O conceito de “garota final” nos filmes de terror e o que ele diz sobre nossa cultura

Já ouviram  falar do termo “final girl”? Trata-se de um tropo comum em filmes de terror, principalmente slasher. Ele refere-se literalmente à “última mulher viva” que sobrevive para contar a história. É uma figura tão presente que quase se projeta num arquétipo típico do gênero. Percebemos ela em filmes como Psicose, Vozes do Desejo, O Massacre da Serra Elétrica, Halloween, Alien, Sexta-Feira 13, A Hora do Pesadelo e Pânico.

O termo foi cunhado por Carol J. Clover em seu artigo “Her Body, Himself: Gender in the Slasher Film” (1987).
Neste artigo, Clover nota que os slashers costumam obedecer a uma regra (até mesmo inconsciente) em sua estrutura, em que a primeira metade do filme geralmente é mais próxima do assassino enquanto na segunda metade a identificação muda para a “garota final”.

O significado original de “final girl”, conforme descrito por Clover em 1987, é bastante restrito e implica em inúmeras características interessantes que até mesmo sugerem um subtexto moral (que, mais uma vez, chega a ser inconsciente). A “final girl” possui normalmente uma superioridade moral implícita de um ponto de vista cristão: ela normalmente está sóbria, recusa-se a usar drogas, busca uma relação estável e não é tão aberta sexualmente quanto seus amigos.

Em determinados momentos, a “final girl” parece ser até mesmo uma figura abençoada por Deus, pois são inúmeros os caminhos do roteiro que a favorece.

Segundo Carol J. Clover, ao mesmo tempo que o tropo da “garota final” afirma todos os valores cristãos, ela também é considerada uma espécie de subproduto feminista, pois subverte completamente o papel de “donzela em perigo” e são garotas que, normalmente, se valem de engenhosidade e coragem para enfrentar seus antagonistas de uma maneira heroica e até mesmo épica.

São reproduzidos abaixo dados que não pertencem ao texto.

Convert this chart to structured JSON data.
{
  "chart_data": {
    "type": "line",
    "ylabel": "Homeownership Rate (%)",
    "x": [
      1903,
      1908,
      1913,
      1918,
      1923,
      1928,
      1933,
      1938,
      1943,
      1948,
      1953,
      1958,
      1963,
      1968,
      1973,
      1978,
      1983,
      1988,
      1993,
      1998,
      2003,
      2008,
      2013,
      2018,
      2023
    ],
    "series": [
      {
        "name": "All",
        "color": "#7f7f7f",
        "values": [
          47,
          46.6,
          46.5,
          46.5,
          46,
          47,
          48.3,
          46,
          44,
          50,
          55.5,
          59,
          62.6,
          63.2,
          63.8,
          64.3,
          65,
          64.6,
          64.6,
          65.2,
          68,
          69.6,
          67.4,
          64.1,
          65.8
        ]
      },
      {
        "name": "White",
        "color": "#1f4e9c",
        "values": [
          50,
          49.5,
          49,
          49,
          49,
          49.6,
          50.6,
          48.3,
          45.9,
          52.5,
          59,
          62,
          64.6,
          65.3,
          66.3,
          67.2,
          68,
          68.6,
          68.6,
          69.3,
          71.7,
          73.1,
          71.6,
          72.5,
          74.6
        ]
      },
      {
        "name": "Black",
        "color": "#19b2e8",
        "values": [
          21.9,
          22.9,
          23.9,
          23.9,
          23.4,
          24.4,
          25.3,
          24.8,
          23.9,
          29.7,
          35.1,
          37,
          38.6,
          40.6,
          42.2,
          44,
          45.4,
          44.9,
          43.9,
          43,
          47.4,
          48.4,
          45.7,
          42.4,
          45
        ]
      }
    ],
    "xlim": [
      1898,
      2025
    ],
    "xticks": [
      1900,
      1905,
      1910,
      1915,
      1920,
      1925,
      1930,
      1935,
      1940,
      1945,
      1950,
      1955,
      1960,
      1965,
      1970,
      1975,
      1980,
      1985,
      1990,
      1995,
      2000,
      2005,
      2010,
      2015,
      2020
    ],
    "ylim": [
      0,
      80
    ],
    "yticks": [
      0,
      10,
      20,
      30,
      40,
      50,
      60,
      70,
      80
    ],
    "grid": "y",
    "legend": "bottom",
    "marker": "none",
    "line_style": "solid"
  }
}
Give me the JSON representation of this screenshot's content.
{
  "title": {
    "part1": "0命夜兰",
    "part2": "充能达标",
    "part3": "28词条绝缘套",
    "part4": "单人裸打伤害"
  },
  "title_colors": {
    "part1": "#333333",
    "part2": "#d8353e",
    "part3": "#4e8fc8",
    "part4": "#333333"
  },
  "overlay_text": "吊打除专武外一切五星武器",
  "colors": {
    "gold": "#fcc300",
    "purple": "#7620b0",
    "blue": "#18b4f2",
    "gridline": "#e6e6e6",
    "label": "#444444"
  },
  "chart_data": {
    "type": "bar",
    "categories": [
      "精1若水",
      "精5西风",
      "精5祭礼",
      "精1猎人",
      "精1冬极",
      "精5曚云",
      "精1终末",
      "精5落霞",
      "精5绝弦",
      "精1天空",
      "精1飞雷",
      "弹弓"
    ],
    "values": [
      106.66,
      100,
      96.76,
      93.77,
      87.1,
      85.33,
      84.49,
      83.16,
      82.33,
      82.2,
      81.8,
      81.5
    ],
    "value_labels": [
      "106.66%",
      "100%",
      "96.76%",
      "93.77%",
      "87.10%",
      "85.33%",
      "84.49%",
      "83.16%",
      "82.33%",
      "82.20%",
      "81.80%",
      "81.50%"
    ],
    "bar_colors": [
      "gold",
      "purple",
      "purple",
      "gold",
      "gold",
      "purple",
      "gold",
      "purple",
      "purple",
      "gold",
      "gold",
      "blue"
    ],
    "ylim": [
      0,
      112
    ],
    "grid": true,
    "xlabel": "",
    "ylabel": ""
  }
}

Essa ambiguidade, acredito eu, é uma típica idealização protestante puritana que separa essencialmente a figura da “santa” e a figura da “amazona” na radicalização da éfige europeia da “donzela no castelo esperando o cavaleiro”. Uma radicalização que ignora a figura de Santa Joana D’Arc na idealização convergente de pureza e bravura.

De qualquer forma, é sempre interessante notar o quanto desses modelos transbordam no imaginário coletivo e ate mesmo nos filmes B sem pretensão intelectual alguma.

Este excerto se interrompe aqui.